What is an F-tag violation?
F-tags are federal deficiency codes used by CMS to categorize nursing home violations. Each F-tag corresponds to a specific federal regulation (42 CFR Part 483). For example, F607 relates to abuse prevention policies, F880 relates to infection control.
Were these violations corrected?
Facilities must submit plans of correction and implement changes within required timeframes. CMS conducts follow-up inspections to verify corrections. Check the inspection report for specific correction dates and follow-up verification status.
How often do nursing home inspections happen?

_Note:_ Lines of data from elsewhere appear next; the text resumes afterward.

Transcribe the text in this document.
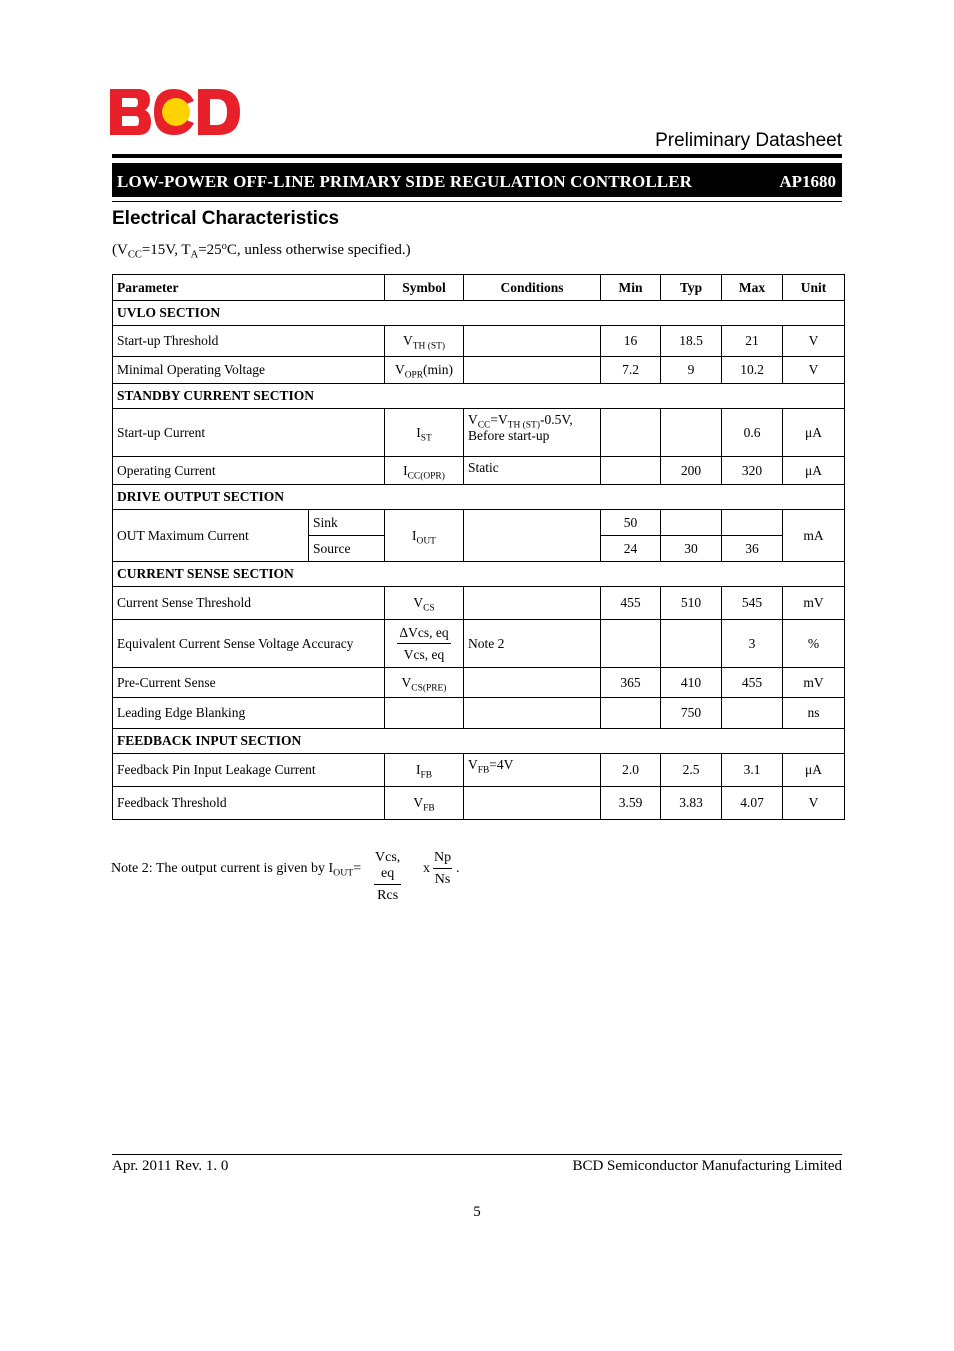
Preliminary Datasheet
LOW-POWER OFF-LINE PRIMARY SIDE REGULATION CONTROLLER	AP1680
Electrical Characteristics
($V_{CC}=15V$, $T_A=25^oC$, unless otherwise specified.)
Parameter		Symbol	Conditions	Min	Typ	Max	Unit
UVLO SECTION							
Start-up Threshold		$V_{TH (ST)}$		16	18.5	21	V
Minimal Operating Voltage		$V_{OPR}(\min)$		7.2	9	10.2	V
STANDBY CURRENT SECTION							
Start-up Current		$I_{ST}$	$V_{CC}=V_{TH (ST)}-0.5V$,
Before start-up			0.6	μA
Operating Current		$I_{CC(OPR)}$	Static		200	320	μA
DRIVE OUTPUT SECTION							
OUT Maximum Current	Sink	$I_{OUT}$		50			mA
	Source			24	30	36	
CURRENT SENSE SECTION							
Current Sense Threshold		$V_{CS}$		455	510	545	mV
Equivalent Current Sense Voltage Accuracy		$\frac{\text{ΔVcs, eq}}{\text{Vcs, eq}}$	Note 2			3	%
Pre-Current Sense		$V_{CS(PRE)}$		365	410	455	mV
Leading Edge Blanking					750		ns
FEEDBACK INPUT SECTION							
Feedback Pin Input Leakage Current		$I_{FB}$	$V_{FB}=4V$	2.0	2.5	3.1	μA
Feedback Threshold		$V_{FB}$		3.59	3.83	4.07	V
Note 2: The output current is given by $I_{OUT}=$
Vcs, eq
Rcs
x $\frac{Np}{Ns}$ .
Apr. 2011 Rev. 1. 0	BCD Semiconductor Manufacturing Limited
5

CMS conducts unannounced inspections of all Medicare/Medicaid-certified nursing homes at least once per year. Additional inspections may occur based on complaints, facility-reported incidents, or follow-up to verify previous violations were corrected.
What should families do about these violations?
Families should: (1) Review the full inspection report for details, (2) Ask facility administration about specific corrective actions taken, (3) Check if this represents a pattern by reviewing prior inspections, (4) Compare with other facilities in Whitmore Lake, MI, (5) Report new concerns to state authorities.
Where can I see the full inspection report?
Complete inspection reports are available on Medicare.gov's Care Compare website (www.medicare.gov/care-compare). You can also request copies directly from Regency at Whitmore Lake or from the state Department of Health. Reports include deficiency codes, facility responses, and correction timelines.